There was a recent paper in the Journal of Machine Learning Research titled "Do We Need Hundreds of Classifiers to Solve Real World Classification Problems?" (Spoiler alert: Random Forests did very well.) In the comments about the paper on Hacker News, Ben Hamner (Kaggle's chief scientist) said the following:
This is consistent with our experience running hundreds of Kaggle competitions: for most classification problems, some variation on ensembled decision trees (random forests, gradient boosted machines, etc.) performs the best. This is typically in conjunction with clever data processing, feature selection, and internal validation.
One key exception is where the data is richly and hierarchically structured. Text, speech, and visual data falls under this category. In many cases here, variations of neural networks (deep neural nets/CNN's/RNN's/etc.) provide very dramatic improvements.

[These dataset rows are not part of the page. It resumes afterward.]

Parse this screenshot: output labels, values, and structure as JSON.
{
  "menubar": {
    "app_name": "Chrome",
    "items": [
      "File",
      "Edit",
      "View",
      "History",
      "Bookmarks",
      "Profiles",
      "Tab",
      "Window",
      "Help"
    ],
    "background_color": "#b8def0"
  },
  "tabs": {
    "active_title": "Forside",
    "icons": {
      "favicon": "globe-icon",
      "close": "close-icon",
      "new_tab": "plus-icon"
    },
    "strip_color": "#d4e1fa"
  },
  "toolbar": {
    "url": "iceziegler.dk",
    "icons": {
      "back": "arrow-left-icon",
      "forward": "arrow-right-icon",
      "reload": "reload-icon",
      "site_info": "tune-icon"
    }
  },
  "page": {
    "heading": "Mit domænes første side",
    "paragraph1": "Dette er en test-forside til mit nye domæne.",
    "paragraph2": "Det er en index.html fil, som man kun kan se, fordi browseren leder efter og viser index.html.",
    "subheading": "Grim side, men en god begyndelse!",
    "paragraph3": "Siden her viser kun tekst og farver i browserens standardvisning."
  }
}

But as you can imagine, ensembling may not often be practical in a real-time environment.
You can also build your own ensembles: just build a variety of models and average them together! Here are some strategies for building independent models:
Note that there is an entire class of well-known ensembling methods that we did not discuss, namely boosting. Instead of building independent models and averaging the predictions, the models are built sequentially on repeatedly modified versions of the data. More information is available in the scikit-learn documentation on Ensemble Methods, namely the sections on AdaBoost and Gradient Tree Boosting.